Commentaire • 0
Sur la décision
| Référence : | TJ Nîmes, référé, 22 oct. 2025, n° 25/00633 |
|---|---|
| Numéro(s) : | 25/00633 |
| Importance : | Inédit |
| Dispositif : | Fait droit à l'ensemble des demandes du ou des demandeurs sans accorder de délais d'exécution au défendeur |
| Date de dernière mise à jour : | 12 février 2026 |
| Lire la décision sur le site de la juridiction |
Texte intégral
MINUTE N°
RG – N° RG 25/00633 – N° Portalis DBX2-W-B7J-LFPJ
RÉPUBLIQUE FRANÇAISE
AU NOM DU PEUPLE FRANÇAIS
TRIBUNAL JUDICIAIRE
DE [Localité 7]
ORDONNANCE DE RÉFÉRÉ
RENDUE LE 22 OCTOBRE 2025
PARTIES :
DEMANDERESSE
Mme [Y] [G] [V] [N]
née le 13 Mars 1940 à [Localité 9][Localité 8]), demeurant [Adresse 3]
représentée par Me Mireille BRUN, avocat au barreau de NIMES
DEFENDERESSE
Mme [W] [Z], demeurant [Adresse 5]
non comparante
Ordonnance réputée contradictoire, en premier ressort, prononcée par Chloé AGU, Juge, tenant l’audience des référés, par délégation de Madame le président du tribunal judiciaire de Nîmes, assistée de Halima MANSOUR, Greffier, présente lors des débats et du prononcé du délibéré, après que la cause a été débattue à l’audience publique du 17 septembre 2025 où l’affaire a été mise en délibéré au 22 octobre 2025, les parties ayant été avisées que l’ordonnance serait prononcée par sa mise à disposition au greffe du tribunal judiciaire.
MINUTE N°
RG – N° RG 25/00633 – N° Portalis DBX2-W-B7J-LFPJ
EXPOSE DU LITIGE
Suivant acte sous seing privé en date du 20 mars 2019, Madame [Y] [N] a donné à bail à Madame [W] [Z] un garage lot 83 situé au sous-sol du [Adresse 1] [Localité 7] ([Localité 4], ladite location étant consentie pour une durée de 12 mois à compter du 20 mars 2019 renouvelable par tacite reconduction, moyennant un loyer mensuel de 74 euros outre une provision sur charges mensuelle de 5 euros.
Le 22 novembre 2024, Madame [Y] [N] a fait dénoncer à Madame [W] [Z] (remise à dépôt étude personne physique) un commandement la mettant en demeure de payer la somme principale de 442,45 euros à d’arriérés locatifs et charges arrêtés au 21 novembre 2024, et visant les articles 1224 et 1741 du Code civil et la clause résolutoire contractuelle.

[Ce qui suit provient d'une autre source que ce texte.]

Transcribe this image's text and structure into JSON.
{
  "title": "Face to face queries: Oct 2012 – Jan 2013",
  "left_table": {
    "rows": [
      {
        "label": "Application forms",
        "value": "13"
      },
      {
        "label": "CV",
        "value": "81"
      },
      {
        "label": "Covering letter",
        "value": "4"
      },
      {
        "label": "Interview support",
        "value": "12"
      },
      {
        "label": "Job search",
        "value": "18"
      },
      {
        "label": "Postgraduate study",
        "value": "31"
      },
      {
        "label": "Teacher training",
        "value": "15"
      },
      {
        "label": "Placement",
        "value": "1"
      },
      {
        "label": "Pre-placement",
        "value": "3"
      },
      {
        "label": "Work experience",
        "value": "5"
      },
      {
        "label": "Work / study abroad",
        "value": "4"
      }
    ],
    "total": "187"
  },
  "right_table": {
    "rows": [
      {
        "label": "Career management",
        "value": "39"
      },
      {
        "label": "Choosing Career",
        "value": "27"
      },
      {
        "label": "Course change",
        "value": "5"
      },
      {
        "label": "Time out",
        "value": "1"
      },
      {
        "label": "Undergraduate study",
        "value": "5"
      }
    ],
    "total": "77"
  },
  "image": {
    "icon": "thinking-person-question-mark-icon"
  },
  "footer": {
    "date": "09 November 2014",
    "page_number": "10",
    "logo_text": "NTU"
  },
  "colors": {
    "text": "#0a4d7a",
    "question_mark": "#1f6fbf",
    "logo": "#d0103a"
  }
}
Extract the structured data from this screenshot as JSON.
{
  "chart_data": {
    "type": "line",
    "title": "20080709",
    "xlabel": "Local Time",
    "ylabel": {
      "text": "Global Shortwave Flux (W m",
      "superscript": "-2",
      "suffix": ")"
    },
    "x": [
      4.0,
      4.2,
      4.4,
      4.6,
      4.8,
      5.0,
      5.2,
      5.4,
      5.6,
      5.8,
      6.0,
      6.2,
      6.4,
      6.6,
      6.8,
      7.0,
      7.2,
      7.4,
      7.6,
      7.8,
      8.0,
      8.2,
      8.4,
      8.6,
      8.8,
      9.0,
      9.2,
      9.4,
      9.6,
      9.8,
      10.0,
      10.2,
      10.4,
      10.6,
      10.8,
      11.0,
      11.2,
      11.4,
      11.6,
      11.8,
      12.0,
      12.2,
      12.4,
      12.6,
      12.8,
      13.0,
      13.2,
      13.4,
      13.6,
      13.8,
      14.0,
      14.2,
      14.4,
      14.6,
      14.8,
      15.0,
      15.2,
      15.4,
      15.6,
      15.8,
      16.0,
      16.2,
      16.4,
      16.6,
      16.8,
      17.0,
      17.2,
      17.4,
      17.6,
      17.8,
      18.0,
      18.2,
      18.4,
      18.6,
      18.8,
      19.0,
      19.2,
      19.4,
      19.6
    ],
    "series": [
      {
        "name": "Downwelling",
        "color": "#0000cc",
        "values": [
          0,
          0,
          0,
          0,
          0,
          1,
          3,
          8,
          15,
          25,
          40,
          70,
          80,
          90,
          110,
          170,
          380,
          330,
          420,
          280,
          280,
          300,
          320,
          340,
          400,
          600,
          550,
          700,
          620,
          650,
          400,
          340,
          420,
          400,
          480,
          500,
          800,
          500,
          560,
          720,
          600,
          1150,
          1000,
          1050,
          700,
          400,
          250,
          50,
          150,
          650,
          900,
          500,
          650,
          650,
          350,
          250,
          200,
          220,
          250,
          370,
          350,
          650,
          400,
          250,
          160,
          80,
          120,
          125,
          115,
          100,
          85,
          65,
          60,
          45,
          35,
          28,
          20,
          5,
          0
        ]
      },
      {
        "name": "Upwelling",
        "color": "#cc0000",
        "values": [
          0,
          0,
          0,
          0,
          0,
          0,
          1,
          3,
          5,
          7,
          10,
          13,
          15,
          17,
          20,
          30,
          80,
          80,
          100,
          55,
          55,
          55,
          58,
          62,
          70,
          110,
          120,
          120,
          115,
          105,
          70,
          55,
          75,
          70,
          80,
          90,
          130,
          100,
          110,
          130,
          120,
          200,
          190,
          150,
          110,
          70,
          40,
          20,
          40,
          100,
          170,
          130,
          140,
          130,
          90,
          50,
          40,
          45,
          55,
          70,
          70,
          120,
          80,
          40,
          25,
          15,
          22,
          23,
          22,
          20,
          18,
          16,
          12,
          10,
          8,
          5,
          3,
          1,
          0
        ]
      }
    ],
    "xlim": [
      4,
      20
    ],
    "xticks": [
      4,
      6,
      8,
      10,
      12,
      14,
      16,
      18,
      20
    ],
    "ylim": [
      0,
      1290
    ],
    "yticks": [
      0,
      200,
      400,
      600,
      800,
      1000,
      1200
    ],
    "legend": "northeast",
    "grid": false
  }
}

Cette injonction n’ayant pas été suivie d’effet, Madame [Y] [N] a, suivant acte de commissaire de justice en date du 03 septembre 2025, fait assigner Madame [W] [Z] devant Madame la Présidente du Tribunal Judiciaire de NÎMES, statuant en matière de référé, aux fins de voir, au visa des articles 873 du Code de procédure civile, 1224, 1225 et 1728 du Code civil :
CONSTATER le jeu de la clause résolutoire du bail au 22 décembre 2024,ORDONNER l’expulsion de Madame [W] [Z], et de tout occupant de son chef, des lieux loués, « [Adresse 6], avec si besoin est le concours de la force publique et d’un serrurier,FIXER une indemnité mensuelle d’occupation d’un montant égal au dernier terme de loyer et charges variables en fonction des augmentations légales à venir, laquelle sera due à compter de décembre 2024, et jusqu’au départ effectif de Madame [W] [Z], et de tout occupant de son chef, et l’en condamner au paiement en deniers ou quittance valable,CONDAMNER Madame [W] [Z] , à payer par provision, sans préjudice, au principal, le montant des loyers et charges impayés, arrêté au 1er septembre 2025 , la somme de 1337.41 euros, en deniers ou quittance valable, augmentée des intérêts au taux légal à compter du 22 novembre 2024 pour les sommes portées au commandement et à compter de la date de l’assignation pour les sommes dues postérieurement à celui-ci, outre les frais de procédure, conformément à l’article 1231-6 du Code Civil, majorée de l’indemnité d’occupation courue jusqu’au jugement , CONDAMNER Madame [W] [Z] à payer la somme de 600 euros au titre de l’article 700 du CPC, en remboursement des frais irrépétibles que la requérante a dû exposer, notamment au titre des honoraires de conseil, non compris dans les dépens, et qu’il serait inéquitable de laisser à sa charge, CONDAMNER Madame [W] [Z] à payer les entiers dépens de l’instance, comprenant le commandement de payer, le coût de l’assignation.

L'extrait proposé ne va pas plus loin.